His wife, my grand­mother Katar­zyna Bosakowska, came from the small town of Zalozce in the remote north­east corner of the Austro-Hungarian Empire. The daugh­ter of a milit­ary veteran and grand­daugh­ter of a serf, Katar­zyna was born into a some­what better life. She received a grade school educa­tion. But she saw the economy of her town, based on the small-scale produc­tion of boots for the Austrian milit­ary, wither and die as big industry destroyed their live­li­hoods. So Katar­zyna became part of what our pres­id­ent derides as a “chain migra­tion” to new lives in New York. It star­ted with older cous­ins who found work and sent money back to pay for the passage of others. Katar­zyna was one of at least 20 cous­ins, the sons and daugh­ters of three broth­ers, who emig­rated to Amer­ica between 1905 and 1921. She arrived at Ellis Island at the age of 22 with $13 in her pocket. As a woman arriv­ing alone, she was denied admis­sion until her male cousin came to vouch for her. She found employ­ment as a live-in maid until she married four years later. By then, the outbreak of World War I would ravage the home she left behind. Advan­cing Russian and Austrian armies swept back and forth, redu­cing Zalozce to ruins.
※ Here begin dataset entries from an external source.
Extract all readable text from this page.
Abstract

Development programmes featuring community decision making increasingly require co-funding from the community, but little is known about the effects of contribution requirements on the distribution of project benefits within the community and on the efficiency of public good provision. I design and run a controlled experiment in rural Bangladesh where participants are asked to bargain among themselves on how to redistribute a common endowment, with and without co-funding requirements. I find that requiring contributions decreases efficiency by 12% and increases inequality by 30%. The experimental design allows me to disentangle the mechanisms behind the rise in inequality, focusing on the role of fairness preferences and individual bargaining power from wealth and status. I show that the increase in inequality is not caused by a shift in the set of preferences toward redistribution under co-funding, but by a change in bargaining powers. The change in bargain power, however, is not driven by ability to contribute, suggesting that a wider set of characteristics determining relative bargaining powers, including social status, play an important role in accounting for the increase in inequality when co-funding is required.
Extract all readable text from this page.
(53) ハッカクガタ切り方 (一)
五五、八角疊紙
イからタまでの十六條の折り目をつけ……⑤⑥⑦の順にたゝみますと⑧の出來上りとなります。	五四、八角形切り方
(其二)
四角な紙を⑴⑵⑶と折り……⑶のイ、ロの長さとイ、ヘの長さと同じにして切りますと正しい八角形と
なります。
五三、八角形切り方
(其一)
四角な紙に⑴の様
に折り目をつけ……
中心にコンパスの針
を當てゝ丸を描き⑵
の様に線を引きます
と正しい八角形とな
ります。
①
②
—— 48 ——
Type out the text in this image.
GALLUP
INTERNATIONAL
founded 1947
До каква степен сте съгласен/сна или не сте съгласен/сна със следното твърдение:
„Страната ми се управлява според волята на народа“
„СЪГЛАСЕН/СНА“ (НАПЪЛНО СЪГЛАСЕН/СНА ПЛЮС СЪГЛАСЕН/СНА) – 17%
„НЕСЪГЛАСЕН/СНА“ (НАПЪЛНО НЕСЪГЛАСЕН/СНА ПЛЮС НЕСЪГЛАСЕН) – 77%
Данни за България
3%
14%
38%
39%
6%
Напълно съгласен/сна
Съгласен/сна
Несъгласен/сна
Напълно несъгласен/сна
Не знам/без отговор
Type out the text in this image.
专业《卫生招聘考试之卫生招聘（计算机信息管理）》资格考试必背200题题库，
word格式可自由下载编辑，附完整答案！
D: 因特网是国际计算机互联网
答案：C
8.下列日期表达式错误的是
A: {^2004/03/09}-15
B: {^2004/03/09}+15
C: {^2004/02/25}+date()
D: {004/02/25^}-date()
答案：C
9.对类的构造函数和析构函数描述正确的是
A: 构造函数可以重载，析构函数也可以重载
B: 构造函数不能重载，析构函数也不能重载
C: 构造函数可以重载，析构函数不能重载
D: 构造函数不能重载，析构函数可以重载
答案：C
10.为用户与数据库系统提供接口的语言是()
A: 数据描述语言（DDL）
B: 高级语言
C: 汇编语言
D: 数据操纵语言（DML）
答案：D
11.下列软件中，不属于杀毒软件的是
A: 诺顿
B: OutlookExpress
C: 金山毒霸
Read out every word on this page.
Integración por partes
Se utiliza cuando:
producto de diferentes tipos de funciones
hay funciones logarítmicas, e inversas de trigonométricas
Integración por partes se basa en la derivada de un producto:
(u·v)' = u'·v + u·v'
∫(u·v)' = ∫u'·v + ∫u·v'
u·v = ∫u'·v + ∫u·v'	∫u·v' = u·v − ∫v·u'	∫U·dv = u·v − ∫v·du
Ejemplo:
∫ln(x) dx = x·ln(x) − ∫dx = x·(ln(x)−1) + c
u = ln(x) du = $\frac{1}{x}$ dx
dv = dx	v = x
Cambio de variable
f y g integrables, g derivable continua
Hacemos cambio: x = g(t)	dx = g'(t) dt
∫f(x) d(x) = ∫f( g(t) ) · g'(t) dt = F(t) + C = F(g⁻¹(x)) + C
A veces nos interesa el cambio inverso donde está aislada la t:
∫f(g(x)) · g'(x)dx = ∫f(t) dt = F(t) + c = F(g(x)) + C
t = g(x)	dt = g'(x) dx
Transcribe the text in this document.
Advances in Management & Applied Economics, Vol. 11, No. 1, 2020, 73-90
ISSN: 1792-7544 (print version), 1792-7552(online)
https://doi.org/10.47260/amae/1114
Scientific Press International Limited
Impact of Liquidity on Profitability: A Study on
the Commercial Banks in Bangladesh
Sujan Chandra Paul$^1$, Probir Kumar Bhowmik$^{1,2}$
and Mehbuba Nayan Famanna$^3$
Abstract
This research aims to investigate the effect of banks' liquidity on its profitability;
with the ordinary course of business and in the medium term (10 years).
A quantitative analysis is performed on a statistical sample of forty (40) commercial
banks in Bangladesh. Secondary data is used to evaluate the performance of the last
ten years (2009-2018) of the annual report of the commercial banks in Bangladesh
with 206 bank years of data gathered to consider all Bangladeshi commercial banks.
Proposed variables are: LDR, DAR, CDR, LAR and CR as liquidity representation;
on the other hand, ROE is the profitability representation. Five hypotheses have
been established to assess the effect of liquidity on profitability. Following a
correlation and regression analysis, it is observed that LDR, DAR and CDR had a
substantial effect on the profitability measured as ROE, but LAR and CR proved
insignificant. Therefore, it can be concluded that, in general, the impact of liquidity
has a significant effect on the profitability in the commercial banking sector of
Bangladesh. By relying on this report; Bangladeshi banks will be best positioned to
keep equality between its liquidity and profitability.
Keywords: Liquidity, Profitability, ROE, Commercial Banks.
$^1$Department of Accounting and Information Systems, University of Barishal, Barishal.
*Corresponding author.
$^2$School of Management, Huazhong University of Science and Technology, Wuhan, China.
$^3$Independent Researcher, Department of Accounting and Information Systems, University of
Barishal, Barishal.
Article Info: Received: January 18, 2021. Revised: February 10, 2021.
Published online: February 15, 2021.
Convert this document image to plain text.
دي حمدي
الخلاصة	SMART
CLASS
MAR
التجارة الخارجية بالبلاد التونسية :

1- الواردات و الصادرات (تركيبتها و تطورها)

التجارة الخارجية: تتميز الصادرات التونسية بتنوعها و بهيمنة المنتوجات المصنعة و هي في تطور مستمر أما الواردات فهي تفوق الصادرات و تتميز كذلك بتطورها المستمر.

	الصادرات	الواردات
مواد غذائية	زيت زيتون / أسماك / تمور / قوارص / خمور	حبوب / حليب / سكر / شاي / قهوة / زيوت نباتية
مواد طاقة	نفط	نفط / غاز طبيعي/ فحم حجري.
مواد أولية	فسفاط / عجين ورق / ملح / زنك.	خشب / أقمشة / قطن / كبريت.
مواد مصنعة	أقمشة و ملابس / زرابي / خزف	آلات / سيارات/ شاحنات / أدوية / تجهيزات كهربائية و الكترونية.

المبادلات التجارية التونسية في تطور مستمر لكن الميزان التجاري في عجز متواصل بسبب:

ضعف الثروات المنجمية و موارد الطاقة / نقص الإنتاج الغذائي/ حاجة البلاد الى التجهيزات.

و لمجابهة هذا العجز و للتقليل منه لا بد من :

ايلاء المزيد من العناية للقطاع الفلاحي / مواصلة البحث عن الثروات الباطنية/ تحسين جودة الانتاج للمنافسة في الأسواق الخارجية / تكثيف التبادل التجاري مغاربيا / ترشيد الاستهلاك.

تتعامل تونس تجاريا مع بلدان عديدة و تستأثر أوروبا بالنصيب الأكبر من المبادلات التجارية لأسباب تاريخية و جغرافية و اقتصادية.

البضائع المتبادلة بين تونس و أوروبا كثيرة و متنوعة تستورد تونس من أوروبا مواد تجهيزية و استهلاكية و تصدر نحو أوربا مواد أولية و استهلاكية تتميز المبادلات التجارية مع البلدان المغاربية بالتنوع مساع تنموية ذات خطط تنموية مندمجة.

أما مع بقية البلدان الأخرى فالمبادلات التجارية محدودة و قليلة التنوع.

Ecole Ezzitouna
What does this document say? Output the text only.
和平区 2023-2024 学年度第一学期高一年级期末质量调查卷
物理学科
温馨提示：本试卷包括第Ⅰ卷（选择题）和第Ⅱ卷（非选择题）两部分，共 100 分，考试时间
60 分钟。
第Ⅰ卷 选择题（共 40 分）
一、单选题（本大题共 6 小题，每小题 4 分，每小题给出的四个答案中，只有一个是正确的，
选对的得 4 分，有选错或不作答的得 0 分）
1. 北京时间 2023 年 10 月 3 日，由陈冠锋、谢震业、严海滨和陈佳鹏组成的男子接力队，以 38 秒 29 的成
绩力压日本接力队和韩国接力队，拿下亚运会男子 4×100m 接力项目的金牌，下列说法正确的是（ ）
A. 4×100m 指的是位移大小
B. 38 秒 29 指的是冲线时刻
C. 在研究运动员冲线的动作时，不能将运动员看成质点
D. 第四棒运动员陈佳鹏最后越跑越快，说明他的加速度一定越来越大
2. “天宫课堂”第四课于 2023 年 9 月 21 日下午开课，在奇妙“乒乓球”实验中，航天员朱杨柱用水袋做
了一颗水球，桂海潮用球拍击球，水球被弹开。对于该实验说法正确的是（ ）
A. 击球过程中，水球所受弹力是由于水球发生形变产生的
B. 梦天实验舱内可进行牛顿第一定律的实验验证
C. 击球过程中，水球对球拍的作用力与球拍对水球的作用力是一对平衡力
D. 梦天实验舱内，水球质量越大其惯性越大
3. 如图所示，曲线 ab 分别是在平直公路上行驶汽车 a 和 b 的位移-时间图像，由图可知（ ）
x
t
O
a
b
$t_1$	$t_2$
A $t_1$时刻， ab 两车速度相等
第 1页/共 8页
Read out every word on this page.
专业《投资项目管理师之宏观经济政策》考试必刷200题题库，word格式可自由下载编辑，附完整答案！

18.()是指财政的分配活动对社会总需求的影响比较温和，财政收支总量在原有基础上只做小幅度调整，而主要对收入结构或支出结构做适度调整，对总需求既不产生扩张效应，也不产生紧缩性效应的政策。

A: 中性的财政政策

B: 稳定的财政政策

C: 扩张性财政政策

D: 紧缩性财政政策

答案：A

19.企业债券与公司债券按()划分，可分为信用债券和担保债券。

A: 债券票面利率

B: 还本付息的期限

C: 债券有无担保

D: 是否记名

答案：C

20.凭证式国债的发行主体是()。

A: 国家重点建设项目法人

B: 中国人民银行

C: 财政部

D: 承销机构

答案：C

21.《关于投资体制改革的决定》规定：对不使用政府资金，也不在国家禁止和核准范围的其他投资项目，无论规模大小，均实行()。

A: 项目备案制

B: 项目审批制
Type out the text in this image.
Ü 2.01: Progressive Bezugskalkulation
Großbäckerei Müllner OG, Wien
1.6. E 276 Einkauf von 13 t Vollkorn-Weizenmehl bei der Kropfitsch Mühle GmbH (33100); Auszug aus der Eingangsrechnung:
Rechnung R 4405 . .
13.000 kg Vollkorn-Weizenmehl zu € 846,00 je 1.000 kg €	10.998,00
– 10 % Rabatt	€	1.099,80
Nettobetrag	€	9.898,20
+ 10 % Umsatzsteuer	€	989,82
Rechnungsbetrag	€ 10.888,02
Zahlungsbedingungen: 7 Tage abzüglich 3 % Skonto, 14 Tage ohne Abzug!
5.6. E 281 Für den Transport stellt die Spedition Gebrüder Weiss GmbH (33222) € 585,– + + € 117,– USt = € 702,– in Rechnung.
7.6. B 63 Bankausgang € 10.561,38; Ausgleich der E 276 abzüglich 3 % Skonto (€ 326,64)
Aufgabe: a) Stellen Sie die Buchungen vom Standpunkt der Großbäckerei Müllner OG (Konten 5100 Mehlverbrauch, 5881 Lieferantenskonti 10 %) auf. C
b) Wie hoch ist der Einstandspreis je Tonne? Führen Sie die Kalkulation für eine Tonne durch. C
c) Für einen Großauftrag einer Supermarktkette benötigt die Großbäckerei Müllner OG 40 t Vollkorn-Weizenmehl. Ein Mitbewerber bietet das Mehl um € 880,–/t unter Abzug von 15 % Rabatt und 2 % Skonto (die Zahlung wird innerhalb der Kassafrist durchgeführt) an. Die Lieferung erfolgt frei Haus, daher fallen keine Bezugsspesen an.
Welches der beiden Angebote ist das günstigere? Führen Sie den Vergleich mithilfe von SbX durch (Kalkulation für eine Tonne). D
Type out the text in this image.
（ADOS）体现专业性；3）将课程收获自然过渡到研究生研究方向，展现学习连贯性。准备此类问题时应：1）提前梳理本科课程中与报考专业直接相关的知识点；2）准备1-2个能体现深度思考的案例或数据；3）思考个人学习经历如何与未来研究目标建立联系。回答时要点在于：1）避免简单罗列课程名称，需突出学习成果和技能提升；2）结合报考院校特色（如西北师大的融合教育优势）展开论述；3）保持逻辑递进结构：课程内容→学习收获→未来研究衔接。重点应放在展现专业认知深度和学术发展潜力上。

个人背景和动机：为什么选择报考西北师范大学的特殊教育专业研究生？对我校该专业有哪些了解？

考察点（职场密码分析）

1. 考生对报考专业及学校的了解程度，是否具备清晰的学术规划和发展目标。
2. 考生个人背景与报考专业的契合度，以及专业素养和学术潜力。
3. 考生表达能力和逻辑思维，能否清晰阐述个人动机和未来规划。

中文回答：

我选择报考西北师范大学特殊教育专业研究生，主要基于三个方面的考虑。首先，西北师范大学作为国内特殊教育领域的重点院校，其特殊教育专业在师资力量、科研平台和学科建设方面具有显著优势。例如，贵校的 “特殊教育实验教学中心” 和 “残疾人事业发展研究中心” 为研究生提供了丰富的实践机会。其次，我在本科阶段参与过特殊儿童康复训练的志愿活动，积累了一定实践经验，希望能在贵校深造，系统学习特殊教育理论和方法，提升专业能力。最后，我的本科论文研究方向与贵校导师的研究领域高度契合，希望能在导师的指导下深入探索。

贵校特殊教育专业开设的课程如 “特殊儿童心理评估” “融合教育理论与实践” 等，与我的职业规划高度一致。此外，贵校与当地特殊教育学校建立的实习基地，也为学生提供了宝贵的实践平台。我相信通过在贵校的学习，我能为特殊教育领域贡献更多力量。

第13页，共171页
My great-grand­father Andrej Sabol was born in the small town of Trebejov in what is now east­ern Slov­akia, an area that to this day is the butt of jokes for people in that part of the world (think Arkan­sas). The region was under the control of Hungari­ans who suppressed Slovak language and culture. Andre­j’s family belonged to a small community of Evan­gel­ical Luther­ans, a disfavored reli­gious minor­ity which enjoyed some latit­ude to prac­tice their faith because they were only a bunch of bump­kins anyway. From an 1870 census return, I know that Andrej grew up in a two-room house with 14 inhab­it­ants. They scratched out a living as tenant farm­ers. Chol­era swept the town when Andrej was just a baby. Three members of his house­hold died. When Andrej was 19, he followed friends and neigh­bors who were begin­ning to migrate to the small town of Raritan, New Jersey. Over time, Andre­j’s broth­ers and cous­ins followed, as did hundreds of friends and neigh­bors. After his father froze to death one partic­u­larly brutal winter, his mother came over too. Together, these Slovak Luther­ans recre­ated their village in Raritan, centered around their church. There they suppor­ted each other under diffi­cult circum­stances, work­ing hard to rise out of poverty.

These stor­ies are hardly unique. How many Amer­ic­ans would be here today without “chain migra­tion” from impov­er­ished and desper­ate places? And how many of our fore­bears, from wherever they hailed, would have qual­i­fied for immig­ra­tion under a “merit-based” system?

Look­ing back a century or more, it is easy to roman­ti­cize the tales of our immig­rant ancest­ors. But many Amer­ic­ans disdained them and the places they came from.  After the huge immig­ra­tion wave of the early 20th century – which filled the tene­ments of East Coast cities with Jews, Itali­ans and Slavs – Congress imposed national origin quotas to limit “undesir­able” immig­ra­tion, favor­ing north­ern European coun­tries over all others for decades.

But despite many hard­ships, includ­ing discrim­in­a­tion based on their national origin, I know the stor­ies of my immig­rant ancest­ors led to many happy endings: gener­a­tions of descend­ants who have lived product­ive lives in a free coun­try, contrib­ut­ing as fire fight­ers and fact­ory work­ers and teach­ers and lawyers. Why should we doubt that today’s newest Amer­ic­ans, follow­ing a similar path, will enrich this coun­try for gener­a­tions to come?